Prayer: Being God’s Favorite

“He (Brian Fleming, Purple Heart Recipient) tells of his vehicle in Afghanistan being blown up by an IED. Saying that prayer is what saved him, he tells how God answers prayer, because his wife and mother were praying fervently for his return, and here he is. This, of course, begs the question. ‘Do the wives and mothers and husbands and fathers of those who have died in our current wars not pray hard enough?’ What must people who are mourning the deaths of their loved ones be feeling about this particular line of theological thought?”

NOTE: Before you criticize me as a liberal who doesn’t support the troops…hit the little x in the corner of this page and go troll somewhere else. This is not a post about war or the troops. It is a post about bad and sometimes hurtful theology.

I admire Bolz-Webber’s commentary of a show she saw on Trinity Broadcasting (TBN). And even more than that I am grateful to have my own thoughts and feelings reverberate back to me about the potential hurt that this sort of theology can create for those who don’t win the prayer lottery, as I’ve come to call it. We Christians, myself included, have often attributed winning, war, safety, and fame to God’s favor because of our prayerfulness. This is a dangerous theology. One that can hurt. One that can wound. One that can make people feel as though they are not getting the recipe for getting God to do what they want correct. One that can push people out of community with us and right back to a community that will accept their loss and offer consolation in other forms.

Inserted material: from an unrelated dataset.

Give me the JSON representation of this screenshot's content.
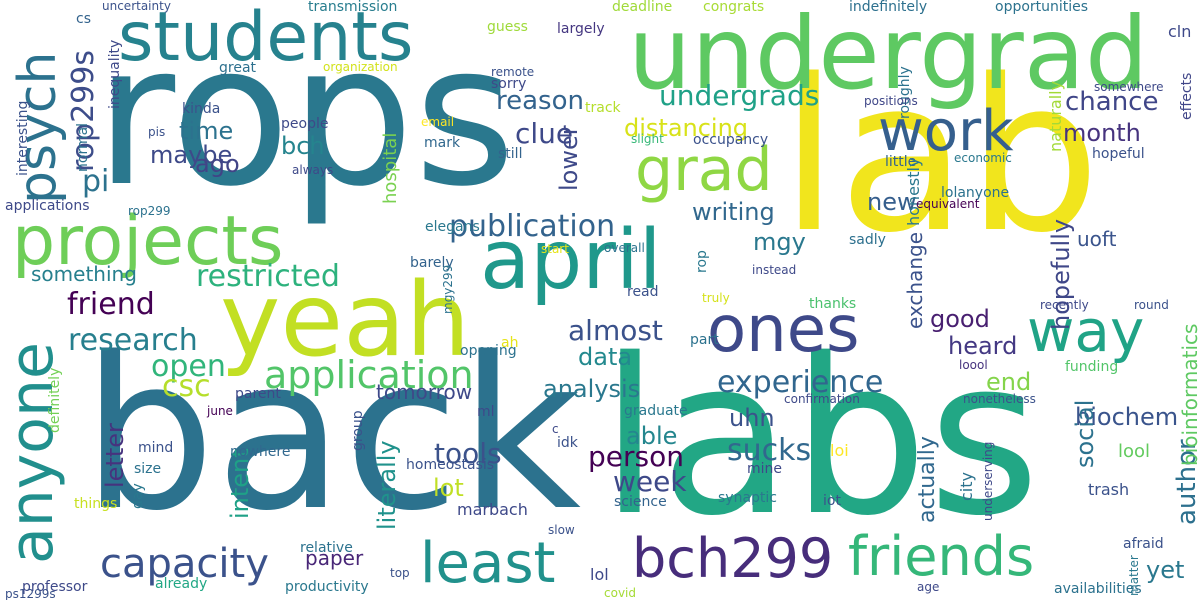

It’s stupid stuff like saying that you won a football game because God loves you more. On that I call BULLSHIT. I’m not saying that you can’t pray for God’s favor, support, and strength. But if you win and there are Christians on the other team who prayed too does that mean God loves you MORE than them? Seriously…help me do some sort of logic math on this.

Let me bring it to a personal level…so you can trust that I’m not just sitting on some liberal soap box being preachy.

I once questioned the wisdom of a family member who allowed the person who molested me during childhood into her home…specifically around her children…her daughter. My family member said “We believe he no longer struggles with that sin and needs our love and mercy. And we pray daily for the protection of our children. Yes, we are watchful but we also believe God will protect our daughter from harm.”

That family member and I have never recovered from that statement. It’s not their fault, but at the time the implication of that statement was a pickax to my fragile healing heart. See…I knew Jesus during the years that I was being molested. I prayed…for protection…for deliverance. And still for 5 years there was abuse. So the implication that the prayers of parents for keeping danger at bay is somehow stronger than the prayers of an innocent child begging for mercy was more than I could take.

Prayer for me has become more about intimacy with the God…meditation…finding a quiet space in the noisy world, than about my wishlist…for myself or others. I do pray about the many things that my friends ask me to pray for because it is an honor to be asked and because God is a friend I like to talk to about my friends. I celebrate when a  prayer “win” happens. And I hurt with those who cry out “Why won’t God help me?” in the midst of their own prayer “loss”. Prayer is personal…and powerful…because it is personal…even when it is corporate. (Whoa…there’s a lot of nuance in that last sentence that I don’t have time to unpack today.)

Before you give me a “God’s ways are higher than our ways” message or start quoting Garth Brooks “unanswered prayer” lyrics at me…believe me I know. If i didn’t, I would not have kept breathing during the roughest years of my healing. I get that much of the mystical nature of God is beyond my comprehension.

And for those who don’t believe…hear me when I say that I totally get why you are mind-screaming “THEN WHY DO YOU BELIEVE IN GOD AT ALL???” (That’s more than I can unpack today as well.)

But I will tell you…friends of any religious faith…be very very cautious about how you claim victory through prayer. For every soldier, abuse victim, car accident survivor, cured cancer patient, etc. that gets through because of prayer, there is one who “lost” despite the prayers of the righteous on their behalf.